The U.S. Department of the Interior’s recent issuance of the first regulations for hydraulic fracturing on federal lands covers only 5 percent of U.S. oil and 13 percent of natural gas production. But the fact that the government is looking for ways to regulate this practice due to the U.S. Environmental Protection Agency’s inability to do so means that changes could be on the way, said Giles.
Under the new rules, companies fracking on federal lands must disclose all chemical use to the Bureau of Land Management through the FracFocus website. The regulations also ban the storage of untreated flowback and produced water in open impoundments onsite, and require a strong cement barrier between a well and any groundwater sources it passes through.
“In an area where state-by-state regulations have emerged slowly and unevenly, this is significant,” Lux said in the report.
Lux, which follows water treatment companies, has seen some companies crash and burn since its previous report on the water fracking market two years ago, said Giles. For a time, the water treatment market was “dramatically overheated”, with every single company Lux had talked to expressing an interest in jumping into the frac water treatment space. A lot of demonstration projects followed these discussions, but the math never added up for a number of them.
“There’s this kind of damned if you do, damned if you don’t issue,” Giles noted.
In areas like the Eagle Ford in Texas, it’s much cheaper to dispose of water, meaning little demand exists for advanced treatment.
“Prices would have to be at $1 to $1.50/barrel to justify treatment, and I don’t think the industry has managed to find a way to do that.”
The Marcellus shale play remains the ripest ground for water reuse due to its high water transportation and disposal costs. But the clever technologies that have been developed for this space are not necessarily up to the task of treating the very strong brine that the Marcellus produces, Giles noted.
“We have seen a retreat to more traditional technologies in the space,” Giles said.
However, some companies have had some success with interesting combinations of technologies, and those that survive the current shakeout are likely to see more favorable conditions going forward.
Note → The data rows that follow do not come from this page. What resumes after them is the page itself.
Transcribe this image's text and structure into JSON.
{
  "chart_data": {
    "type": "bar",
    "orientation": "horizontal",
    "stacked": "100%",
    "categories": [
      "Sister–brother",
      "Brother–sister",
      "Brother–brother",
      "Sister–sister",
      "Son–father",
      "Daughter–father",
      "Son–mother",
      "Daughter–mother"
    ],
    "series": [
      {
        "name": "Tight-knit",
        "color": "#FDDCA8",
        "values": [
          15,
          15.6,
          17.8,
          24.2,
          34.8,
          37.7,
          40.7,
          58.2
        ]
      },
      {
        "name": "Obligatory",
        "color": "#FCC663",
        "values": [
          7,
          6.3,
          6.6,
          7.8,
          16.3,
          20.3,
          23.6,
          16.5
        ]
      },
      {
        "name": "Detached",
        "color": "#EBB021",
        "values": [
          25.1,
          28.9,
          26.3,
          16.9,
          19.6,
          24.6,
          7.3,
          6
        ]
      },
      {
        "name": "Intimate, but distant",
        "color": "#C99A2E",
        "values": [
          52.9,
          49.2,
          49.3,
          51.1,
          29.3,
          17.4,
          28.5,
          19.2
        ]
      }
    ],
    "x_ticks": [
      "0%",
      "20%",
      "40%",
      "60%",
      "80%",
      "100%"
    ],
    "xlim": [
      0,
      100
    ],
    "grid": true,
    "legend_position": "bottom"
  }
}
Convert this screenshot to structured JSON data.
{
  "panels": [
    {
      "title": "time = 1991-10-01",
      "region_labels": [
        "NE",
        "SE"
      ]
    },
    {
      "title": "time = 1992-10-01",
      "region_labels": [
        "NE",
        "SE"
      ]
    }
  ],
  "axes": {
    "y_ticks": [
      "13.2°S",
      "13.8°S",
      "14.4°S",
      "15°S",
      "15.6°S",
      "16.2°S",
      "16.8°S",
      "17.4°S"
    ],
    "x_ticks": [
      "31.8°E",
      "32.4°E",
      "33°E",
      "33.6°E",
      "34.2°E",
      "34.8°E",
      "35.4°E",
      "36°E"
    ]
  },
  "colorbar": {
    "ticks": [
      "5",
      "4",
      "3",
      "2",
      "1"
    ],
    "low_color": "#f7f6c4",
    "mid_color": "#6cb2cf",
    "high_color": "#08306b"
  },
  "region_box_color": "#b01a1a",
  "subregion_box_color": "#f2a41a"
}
No single technology or water management approach will win in the frac water treatment space. Instead, a combination of water disposal, centralized treatment and onsite treatment using physical, thermal and electrochemical methods will be used.
Hydraulic fracturing is a water intensive process, with one shale well requiring anywhere between 1 million to 5.5 million gallons water. Bakken wells have a low average water usage at 2.2 million gallons per well, while the Fayetteville and Haynesville shale require about 5 million gallons of water per well.
The frac water management market has potential globally in countries like China and Argentina, which have high shale gas potential, but significant water-related hurdles exist worldwide, Lux said.